Sarah Wilson, Brenda Robins, Jeff Lillico, Diego Matamoros & Courtney Ch'ng Lancaster
Photo by Cylla von Tiedemann
Reviewed by James Karas

It is the end of civilization as they knew it!

That is what A.R. Gurney, Jr. captures in his wonderful play The Dining Room that is now playing at the Young Centre in a production by Soulpepper.

“They” are those well-off, well-mannered, self-satisfied, sometimes stiff, occasionally humorous WASPs of the north-eastern United States whose way of life, symbolized by the high-minded etiquette around the dining room table has all but disappeared. Gurney sets his play in a dining room where six actors portray 58 characters over a number of decades. They give us an almost anthropological glimpse into the life and mores of a segment of Americana.

Soulpepper’s production is expertly directed by Joseph Ziegler. The six actors who take on all the roles are Brenda Robins, Sarah Wilson, Courtney Ch’ng Lancaster, Diego Matamoros, Derek Boyes and Jeff Lillico.

The play is a godsend for actors. Each of them gets nine or ten roles ranging from children, to young people, to very old men and women. The opportunities for displaying one’s talents are terrific and all of them do so and sometimes in very quick succession.

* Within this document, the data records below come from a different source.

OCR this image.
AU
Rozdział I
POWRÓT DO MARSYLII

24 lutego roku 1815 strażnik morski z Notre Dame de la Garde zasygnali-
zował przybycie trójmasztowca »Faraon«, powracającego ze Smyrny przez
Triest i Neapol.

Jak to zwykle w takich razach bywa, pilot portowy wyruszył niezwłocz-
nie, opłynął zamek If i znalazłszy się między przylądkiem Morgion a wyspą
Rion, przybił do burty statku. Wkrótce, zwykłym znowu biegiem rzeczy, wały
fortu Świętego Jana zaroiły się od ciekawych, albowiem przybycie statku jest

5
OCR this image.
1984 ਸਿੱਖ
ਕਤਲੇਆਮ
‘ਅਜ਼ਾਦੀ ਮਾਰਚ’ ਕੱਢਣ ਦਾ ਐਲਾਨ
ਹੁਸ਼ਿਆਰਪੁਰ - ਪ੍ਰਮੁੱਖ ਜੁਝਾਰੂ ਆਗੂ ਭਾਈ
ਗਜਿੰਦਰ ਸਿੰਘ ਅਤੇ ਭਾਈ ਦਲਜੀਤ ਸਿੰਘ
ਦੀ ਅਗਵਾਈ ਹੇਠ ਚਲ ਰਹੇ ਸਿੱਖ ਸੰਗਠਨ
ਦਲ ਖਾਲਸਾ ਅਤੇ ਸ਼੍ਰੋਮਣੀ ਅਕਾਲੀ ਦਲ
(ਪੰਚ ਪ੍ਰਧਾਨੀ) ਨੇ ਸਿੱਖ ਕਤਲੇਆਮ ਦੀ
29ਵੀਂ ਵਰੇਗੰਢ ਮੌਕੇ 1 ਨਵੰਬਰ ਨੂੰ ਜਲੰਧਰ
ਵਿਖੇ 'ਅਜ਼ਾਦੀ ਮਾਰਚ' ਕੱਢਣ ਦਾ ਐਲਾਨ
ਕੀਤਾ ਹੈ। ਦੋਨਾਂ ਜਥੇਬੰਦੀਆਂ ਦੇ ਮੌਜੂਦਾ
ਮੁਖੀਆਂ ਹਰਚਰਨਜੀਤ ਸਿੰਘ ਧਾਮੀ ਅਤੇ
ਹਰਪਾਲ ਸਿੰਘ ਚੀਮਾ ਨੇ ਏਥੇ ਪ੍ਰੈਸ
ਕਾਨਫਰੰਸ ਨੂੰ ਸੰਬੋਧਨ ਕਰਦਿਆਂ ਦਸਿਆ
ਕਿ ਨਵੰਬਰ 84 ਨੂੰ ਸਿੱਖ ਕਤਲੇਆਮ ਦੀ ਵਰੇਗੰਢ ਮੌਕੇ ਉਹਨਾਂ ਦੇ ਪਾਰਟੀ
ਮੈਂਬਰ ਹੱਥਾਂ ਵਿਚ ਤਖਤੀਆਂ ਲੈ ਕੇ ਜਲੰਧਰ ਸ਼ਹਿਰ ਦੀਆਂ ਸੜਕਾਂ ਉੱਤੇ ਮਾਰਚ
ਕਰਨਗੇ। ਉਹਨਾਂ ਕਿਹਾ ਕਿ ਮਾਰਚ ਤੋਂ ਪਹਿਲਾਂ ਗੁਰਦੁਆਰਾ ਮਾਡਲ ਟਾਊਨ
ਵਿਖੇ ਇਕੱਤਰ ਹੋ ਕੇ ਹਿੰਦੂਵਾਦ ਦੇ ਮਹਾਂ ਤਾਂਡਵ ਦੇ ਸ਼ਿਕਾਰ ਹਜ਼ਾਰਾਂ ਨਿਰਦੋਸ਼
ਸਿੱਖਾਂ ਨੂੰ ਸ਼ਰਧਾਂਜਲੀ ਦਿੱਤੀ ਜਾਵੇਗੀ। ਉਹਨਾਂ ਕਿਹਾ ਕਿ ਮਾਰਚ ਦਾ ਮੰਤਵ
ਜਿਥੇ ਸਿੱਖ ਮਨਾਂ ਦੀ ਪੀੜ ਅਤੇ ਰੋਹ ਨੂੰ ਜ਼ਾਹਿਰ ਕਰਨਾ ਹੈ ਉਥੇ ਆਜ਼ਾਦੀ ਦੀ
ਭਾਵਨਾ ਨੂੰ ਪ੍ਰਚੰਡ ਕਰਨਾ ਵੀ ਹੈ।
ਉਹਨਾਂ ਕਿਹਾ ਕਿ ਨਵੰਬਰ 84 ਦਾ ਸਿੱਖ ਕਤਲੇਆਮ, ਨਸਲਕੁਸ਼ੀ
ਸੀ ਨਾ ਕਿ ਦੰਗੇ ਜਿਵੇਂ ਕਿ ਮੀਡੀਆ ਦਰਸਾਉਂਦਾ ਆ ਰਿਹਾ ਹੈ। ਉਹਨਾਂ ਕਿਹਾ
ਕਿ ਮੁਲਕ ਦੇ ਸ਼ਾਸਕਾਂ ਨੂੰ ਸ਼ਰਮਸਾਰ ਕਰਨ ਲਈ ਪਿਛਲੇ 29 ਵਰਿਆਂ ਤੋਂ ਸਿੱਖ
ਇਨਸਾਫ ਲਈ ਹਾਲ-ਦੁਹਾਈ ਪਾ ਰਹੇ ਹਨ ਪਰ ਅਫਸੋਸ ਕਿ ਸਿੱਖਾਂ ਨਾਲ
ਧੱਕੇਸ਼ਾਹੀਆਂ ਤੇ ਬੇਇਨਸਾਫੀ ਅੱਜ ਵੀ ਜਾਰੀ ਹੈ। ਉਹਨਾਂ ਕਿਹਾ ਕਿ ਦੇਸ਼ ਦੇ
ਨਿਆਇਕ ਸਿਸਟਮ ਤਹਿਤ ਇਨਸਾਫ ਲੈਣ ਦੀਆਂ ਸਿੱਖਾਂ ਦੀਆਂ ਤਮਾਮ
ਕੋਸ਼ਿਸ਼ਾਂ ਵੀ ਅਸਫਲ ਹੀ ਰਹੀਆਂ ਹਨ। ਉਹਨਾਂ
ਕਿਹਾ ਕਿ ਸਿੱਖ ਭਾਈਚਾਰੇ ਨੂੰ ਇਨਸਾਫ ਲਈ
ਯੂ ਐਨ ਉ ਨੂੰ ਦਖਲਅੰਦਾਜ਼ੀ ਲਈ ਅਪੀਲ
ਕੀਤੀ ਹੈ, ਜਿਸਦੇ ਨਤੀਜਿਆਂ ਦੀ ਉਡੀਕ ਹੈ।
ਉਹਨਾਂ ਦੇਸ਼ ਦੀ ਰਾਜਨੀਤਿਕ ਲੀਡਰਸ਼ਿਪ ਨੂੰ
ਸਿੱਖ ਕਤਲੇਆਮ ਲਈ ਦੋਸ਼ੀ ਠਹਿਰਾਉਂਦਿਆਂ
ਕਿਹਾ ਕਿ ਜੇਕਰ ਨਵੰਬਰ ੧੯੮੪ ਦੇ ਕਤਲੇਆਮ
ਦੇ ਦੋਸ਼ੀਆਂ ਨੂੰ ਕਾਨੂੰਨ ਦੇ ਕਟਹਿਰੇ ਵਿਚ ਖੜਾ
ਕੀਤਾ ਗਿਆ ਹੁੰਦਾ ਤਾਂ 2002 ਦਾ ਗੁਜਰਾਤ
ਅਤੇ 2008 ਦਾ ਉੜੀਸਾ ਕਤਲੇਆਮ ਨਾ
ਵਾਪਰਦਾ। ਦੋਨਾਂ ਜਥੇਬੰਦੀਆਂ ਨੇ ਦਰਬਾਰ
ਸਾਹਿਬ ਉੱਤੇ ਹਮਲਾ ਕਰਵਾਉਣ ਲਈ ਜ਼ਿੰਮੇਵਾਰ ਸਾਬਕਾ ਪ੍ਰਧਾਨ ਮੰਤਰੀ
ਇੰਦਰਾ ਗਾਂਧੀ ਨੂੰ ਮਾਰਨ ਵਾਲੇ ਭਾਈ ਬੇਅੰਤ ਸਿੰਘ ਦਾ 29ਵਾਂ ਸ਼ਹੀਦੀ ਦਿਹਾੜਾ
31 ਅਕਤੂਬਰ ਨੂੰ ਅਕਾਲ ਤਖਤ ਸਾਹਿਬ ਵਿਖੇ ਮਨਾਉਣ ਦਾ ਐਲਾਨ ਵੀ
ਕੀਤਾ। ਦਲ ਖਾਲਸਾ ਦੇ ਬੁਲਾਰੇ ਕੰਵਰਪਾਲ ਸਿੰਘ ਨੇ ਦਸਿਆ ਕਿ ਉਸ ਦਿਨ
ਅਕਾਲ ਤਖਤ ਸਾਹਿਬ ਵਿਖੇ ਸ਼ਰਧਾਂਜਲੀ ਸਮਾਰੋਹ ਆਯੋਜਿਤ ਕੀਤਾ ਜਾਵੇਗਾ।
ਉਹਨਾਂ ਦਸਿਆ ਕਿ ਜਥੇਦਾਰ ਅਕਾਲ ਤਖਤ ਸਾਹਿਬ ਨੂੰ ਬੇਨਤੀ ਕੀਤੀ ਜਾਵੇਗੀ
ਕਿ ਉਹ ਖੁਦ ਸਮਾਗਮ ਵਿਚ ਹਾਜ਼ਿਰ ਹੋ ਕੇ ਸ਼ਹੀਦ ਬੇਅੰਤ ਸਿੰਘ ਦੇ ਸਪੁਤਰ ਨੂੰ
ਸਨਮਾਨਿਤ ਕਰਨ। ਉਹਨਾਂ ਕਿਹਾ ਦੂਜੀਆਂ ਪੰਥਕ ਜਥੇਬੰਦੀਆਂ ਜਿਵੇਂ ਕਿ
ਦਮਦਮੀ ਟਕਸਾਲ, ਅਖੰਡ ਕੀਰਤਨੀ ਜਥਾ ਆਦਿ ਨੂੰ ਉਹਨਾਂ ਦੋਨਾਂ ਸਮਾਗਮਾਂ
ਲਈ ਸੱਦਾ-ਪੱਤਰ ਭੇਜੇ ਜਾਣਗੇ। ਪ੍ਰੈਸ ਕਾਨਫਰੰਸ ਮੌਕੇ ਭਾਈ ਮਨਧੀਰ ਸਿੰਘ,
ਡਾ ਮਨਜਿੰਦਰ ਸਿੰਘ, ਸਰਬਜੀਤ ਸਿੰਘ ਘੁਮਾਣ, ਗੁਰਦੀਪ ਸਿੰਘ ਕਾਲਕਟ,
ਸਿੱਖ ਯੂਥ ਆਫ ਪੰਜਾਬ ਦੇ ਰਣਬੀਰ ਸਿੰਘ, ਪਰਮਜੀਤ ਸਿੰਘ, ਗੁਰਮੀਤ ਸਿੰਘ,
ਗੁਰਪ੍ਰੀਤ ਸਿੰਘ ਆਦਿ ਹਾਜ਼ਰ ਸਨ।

The play consists of eighteen scenes covering a large number of dinners or encounters in the same dining room. The people range from a real estate agent showing the property to a potential customer, to a children’s birthday party, to an adulterous encounter broken up by the appearance of a son, to a daughter pleading with her father to let her return to her home with her three children. She has a little more than a broken marriage – she is a lesbian but the word is never mentioned.

And there is the bachelor and the suggestion at his club that he may be gay. His brother rises to the occasion and is prepared to defend the gay man’s honour at any cost.

The scenes frequently overlap but the change is made smoothly and almost imperceptibly. There may be eighteen scenes involving different families but the action is continuous and always delightful.

The scenes or sketches provide a fascinating glimpse into the life of the upper crust with their servants, their selfishness, their decency and their humanity. Ziegler manages to coordinate and coach the six actors in performing the individual parts but also in being able to switch from one role to the next sometimes in almost no time at all.

The dining room table as a symbol of civilized society no longer holds and, as one character put it, the thought of sitting down with a number of intelligent people to enjoy good food does not occur to people any more.

It may not be the end of civilization but it is certainly a loss to society.

See this wonderful production and judge for yourself, whether or not you are a WASP.             

The Dining Room by A.R. Gurney opened on February 12 and will run until March 7, 2015 at the Young Centre for the Performing Arts, 55 Tank House Lane, Toronto, Ontario.